OpenMPI comes out of the box on Macbooks, and MPICH seems to be more Linux/Valgrind friendly. It is between you and your toolchain. If it is a production cluster you need to do more extensive benchmarking to make sure it is optimized to your network topology.
MPICH, formerly known as MPICH2, is a freely available, portable implementation of MPI, a standard for message-passing for distributed-memory applications used in parallel computing.
It is used by many TOP500 supercomputers including Roadrunner, which was the world's fastest supercomputer from June 2008 to November 2009, and K computer, the fastest supercomputer from June 2011 to June 2012.
On distributed parallel systems, like Linux clusters, the Message Passing Interface (MPI) is widely used. MPI is not a programming language, but rather a standard library that is used to send messages between multiple processes.
MPICH has been around a lot longer. It's extremely portable and you'll find years worth of tips and tricks online. It's a safe bet and it's probably compatible with more MPI programs out there.

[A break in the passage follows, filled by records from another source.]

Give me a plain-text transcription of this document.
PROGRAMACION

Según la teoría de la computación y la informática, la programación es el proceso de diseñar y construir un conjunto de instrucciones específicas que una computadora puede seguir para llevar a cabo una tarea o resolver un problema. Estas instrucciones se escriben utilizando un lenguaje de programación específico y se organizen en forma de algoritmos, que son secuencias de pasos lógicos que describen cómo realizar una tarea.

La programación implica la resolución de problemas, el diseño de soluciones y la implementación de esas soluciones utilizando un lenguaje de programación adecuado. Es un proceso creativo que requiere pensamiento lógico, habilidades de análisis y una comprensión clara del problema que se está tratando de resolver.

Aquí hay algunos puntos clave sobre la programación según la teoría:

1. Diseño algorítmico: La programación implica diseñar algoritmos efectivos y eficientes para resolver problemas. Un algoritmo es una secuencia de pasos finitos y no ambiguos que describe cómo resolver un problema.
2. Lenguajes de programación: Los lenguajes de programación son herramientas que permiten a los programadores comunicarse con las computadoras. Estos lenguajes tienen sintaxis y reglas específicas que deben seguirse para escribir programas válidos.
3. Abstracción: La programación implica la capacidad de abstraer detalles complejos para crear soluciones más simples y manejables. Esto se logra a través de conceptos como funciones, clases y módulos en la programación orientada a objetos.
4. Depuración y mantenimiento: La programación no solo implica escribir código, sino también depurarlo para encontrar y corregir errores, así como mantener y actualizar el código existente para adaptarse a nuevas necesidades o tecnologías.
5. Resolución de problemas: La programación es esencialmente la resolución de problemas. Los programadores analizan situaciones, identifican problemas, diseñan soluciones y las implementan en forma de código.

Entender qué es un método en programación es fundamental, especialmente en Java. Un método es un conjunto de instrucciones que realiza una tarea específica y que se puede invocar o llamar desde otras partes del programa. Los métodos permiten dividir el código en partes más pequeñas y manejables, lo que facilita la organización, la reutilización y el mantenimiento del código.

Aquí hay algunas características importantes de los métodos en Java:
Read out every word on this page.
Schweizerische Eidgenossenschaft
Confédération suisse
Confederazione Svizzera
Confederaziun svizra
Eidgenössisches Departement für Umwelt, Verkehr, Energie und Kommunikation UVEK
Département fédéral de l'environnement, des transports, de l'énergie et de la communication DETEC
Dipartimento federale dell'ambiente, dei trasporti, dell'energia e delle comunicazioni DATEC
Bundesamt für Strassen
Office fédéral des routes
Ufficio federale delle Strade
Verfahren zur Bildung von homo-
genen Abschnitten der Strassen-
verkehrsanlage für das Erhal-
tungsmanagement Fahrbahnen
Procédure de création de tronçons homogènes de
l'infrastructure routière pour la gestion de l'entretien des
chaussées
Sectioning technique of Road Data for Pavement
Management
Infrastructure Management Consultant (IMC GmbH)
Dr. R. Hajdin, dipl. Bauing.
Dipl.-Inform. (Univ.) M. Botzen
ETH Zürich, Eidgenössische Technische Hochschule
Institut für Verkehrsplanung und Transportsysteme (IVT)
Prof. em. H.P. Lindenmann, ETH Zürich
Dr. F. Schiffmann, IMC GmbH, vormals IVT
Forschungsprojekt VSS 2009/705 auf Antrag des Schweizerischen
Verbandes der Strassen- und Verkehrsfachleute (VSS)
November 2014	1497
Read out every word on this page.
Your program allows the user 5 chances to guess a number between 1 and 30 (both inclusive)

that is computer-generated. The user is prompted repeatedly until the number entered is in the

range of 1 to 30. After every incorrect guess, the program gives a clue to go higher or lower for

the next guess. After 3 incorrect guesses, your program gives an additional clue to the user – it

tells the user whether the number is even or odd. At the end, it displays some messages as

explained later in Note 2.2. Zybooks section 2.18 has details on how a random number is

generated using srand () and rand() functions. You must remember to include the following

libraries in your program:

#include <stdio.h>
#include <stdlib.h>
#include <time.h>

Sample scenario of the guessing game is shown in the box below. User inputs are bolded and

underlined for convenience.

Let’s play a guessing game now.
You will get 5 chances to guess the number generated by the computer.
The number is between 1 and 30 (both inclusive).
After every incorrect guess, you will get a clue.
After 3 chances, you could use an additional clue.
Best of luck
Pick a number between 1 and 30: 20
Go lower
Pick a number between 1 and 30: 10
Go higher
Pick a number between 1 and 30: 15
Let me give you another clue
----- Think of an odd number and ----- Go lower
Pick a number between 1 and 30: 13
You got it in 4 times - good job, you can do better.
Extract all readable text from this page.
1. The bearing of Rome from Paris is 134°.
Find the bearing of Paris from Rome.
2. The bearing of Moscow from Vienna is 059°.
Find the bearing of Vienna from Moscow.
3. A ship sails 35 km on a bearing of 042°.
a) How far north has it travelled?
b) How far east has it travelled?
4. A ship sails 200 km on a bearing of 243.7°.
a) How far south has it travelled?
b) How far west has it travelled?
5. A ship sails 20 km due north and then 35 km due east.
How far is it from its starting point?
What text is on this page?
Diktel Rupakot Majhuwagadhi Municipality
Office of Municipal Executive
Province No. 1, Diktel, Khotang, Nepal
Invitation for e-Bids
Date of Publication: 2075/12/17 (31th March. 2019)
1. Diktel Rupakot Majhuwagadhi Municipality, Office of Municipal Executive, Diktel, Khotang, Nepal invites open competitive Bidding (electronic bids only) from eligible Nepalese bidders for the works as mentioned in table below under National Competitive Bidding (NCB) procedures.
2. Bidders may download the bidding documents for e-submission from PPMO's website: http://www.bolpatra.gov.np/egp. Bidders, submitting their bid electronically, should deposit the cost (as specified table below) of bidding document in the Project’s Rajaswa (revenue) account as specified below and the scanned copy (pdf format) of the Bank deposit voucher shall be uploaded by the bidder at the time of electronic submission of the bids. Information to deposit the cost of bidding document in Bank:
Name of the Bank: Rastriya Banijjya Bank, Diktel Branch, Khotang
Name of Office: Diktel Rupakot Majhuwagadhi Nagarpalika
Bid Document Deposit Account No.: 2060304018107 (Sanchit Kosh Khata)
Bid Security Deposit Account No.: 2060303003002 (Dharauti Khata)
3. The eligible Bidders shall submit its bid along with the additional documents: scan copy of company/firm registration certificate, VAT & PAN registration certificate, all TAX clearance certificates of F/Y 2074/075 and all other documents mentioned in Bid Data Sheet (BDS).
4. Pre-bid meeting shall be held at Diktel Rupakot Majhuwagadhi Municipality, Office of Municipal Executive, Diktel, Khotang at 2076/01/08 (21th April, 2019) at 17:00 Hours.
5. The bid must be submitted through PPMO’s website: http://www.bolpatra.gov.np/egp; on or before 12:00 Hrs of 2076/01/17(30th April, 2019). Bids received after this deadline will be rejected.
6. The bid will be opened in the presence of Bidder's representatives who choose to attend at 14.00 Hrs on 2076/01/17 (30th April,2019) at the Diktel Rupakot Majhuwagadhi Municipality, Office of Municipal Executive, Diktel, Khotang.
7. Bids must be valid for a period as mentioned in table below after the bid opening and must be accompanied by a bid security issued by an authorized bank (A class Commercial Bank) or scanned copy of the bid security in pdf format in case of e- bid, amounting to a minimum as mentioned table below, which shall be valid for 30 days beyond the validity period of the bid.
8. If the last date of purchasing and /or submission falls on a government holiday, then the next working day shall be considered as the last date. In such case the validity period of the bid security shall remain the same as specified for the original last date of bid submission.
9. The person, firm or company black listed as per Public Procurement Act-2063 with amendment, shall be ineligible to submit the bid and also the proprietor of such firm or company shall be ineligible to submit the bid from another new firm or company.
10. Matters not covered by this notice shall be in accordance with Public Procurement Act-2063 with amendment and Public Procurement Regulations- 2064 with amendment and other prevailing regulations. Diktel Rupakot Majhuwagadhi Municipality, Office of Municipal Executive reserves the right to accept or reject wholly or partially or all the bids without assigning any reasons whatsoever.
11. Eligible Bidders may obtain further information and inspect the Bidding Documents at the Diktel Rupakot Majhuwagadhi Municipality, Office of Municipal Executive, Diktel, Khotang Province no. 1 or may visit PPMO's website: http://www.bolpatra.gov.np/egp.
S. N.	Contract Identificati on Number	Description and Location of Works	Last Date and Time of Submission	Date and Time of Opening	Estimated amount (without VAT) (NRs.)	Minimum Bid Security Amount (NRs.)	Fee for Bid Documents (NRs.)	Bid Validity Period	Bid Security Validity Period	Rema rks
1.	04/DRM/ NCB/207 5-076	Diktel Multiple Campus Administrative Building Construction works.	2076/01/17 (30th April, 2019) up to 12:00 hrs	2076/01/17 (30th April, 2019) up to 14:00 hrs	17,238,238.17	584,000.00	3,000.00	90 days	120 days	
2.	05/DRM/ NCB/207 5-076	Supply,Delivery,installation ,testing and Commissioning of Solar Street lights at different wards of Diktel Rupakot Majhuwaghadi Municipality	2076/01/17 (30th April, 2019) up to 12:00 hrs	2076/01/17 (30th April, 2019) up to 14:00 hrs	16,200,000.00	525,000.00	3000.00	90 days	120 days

OpenMPI is newer. While it's not quite as portable, it supports the most common platforms really well. Most people seem to think it's a lot better in several regards, especially for fault-tolerance - but to take advantage of this you may have to use some of its special features that aren't part of the MPI standard.
As for performance, it depends a lot on the application; it's hard to give general advice. You should post a specific question about the type of calculation you want to run, the number of nodes, and the type of hardware - including what type of network hardware you're using.
I've written quite a few parallel applications for both Windows and Linux clusters, and I can advise you that right now MPICH2 is probably the safer choice. It is, as the other responder mentions, a very mature library. Also, there is ample broadcasting support (via MPI_Bcast) now, and in fact, MPICH2 has quite a few really nice features like scatter-and-gather.
OpenMPI is gaining some ground though. Penguin computing (they're a big cluster vendor, and they like Linux) actually has some really strong benchmarks where OpenMPI beats MPICH2 hands down in certain circumstances.
Regarding your comment about "boosting performance", the best piece of advice I can give is to never send more data than absolutely necessary if you're I/O bound, and never do more work than necessary if you're CPU bound. I've fallen into the trap of optimizing the wrong piece of code more than once :) Hopefully you won't follow in my footsteps!
Check out the MPI forums - they have a lot of good info about MPI routines, and the Beowulf site has a lot of interesting questions answered.